Seoul Shock is Danielle Davidson’s firsthand experience of living abroad in South Korea.
A North Korean soldier looked at the group with a pair of binoculars from a vantage point across the border, and the guide was frantic about telling people not to point, wave or make any attempt to communicate with the other side.
The border between North Korea and South Korea runs from coast to coast across the peninsula and represents over 50 years of tension between the two.
Korea is divided at the 38th parallel in the north and the ROK (Republic of Korea) in the south. The Demilitarized Zone (DMZ) serves as a border between the two countries still technically at war, and also serves as a
reminder to both sides of the country’s painful history.

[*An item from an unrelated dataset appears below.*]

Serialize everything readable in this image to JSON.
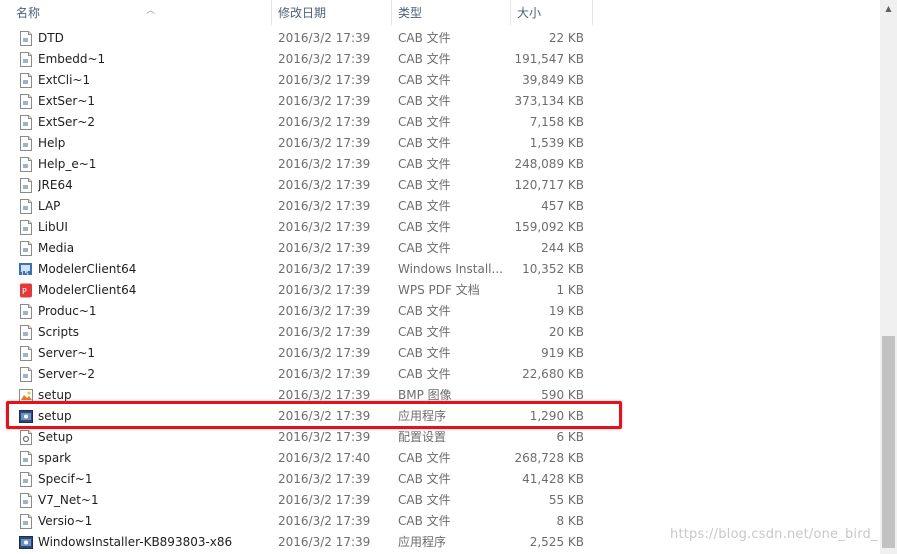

Despite the ever falling and rising tensions between the two, people are allowed to visit the DMZ, but only foreigners are allowed in Panmunjoem to step across the boundary between the nations.
I got the chance to visit the DMZ and Panmunjeom, and can only describe the experience as engaging and heartfelt.
The bus drove north of Seoul for a good hour and a half before reaching of the third infiltration tunnel. The tunnel is a remnant of an attempt of the north to dig its way to the southern capital, Seoul.
After trekking the narrow tunnel I reached the end and crouched a bit to look through the square peek hole at a metal door.